For others, the vaccine brought the promise of a return to "normal" life.
"I'm traveling to Nashville for a big convention through my office in a couple of weeks," Dee Jennings told us while waiting in line. "I just felt like it was finally time to get the vaccine."
She said some of her unvaccinated family members had gotten COVID-19 in the past.
"There's a lot of people who feel very strongly against it, and I get that it's scary. It's new, it hasn't been out long," she said. "But I feel like we're seeing more and more that folks that are getting the vaccine are more protected."

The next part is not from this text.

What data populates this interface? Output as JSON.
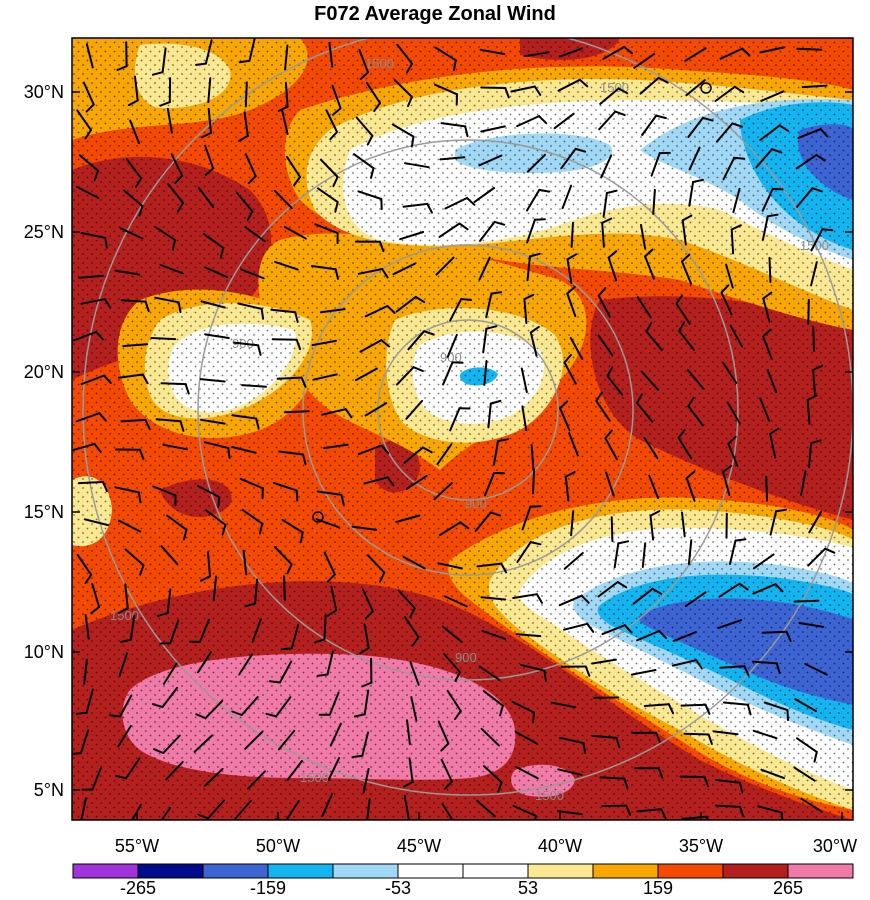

That's true. Nearly every single person now hospitalized with COVID in Colorado is unvaccinated.
Angela Sullivan brought her children, Keionae and Q.r.vae, with her.
"I'm still nervous," she admitted. "Mainly about side effects." Sullivan has multiple sclerosis, asthma and congestive heart failure. The vaccine is her best chance at protection, and she urged Keionae and Q.r.vae, aged 14 and 19, to get theirs as well.
Thirteen-year-old Kehara Chale came all the way from Mexico to get her vaccine. She said children under 18 are not yet eligible to get vaccinated there. She's been staying with her aunt in Colorado for about a month now.
"Now that I'm vaccinated, I'll feel safer being out, and when I return to school, I don't have to be worried about getting infected by the virus," Chale said in Spanish.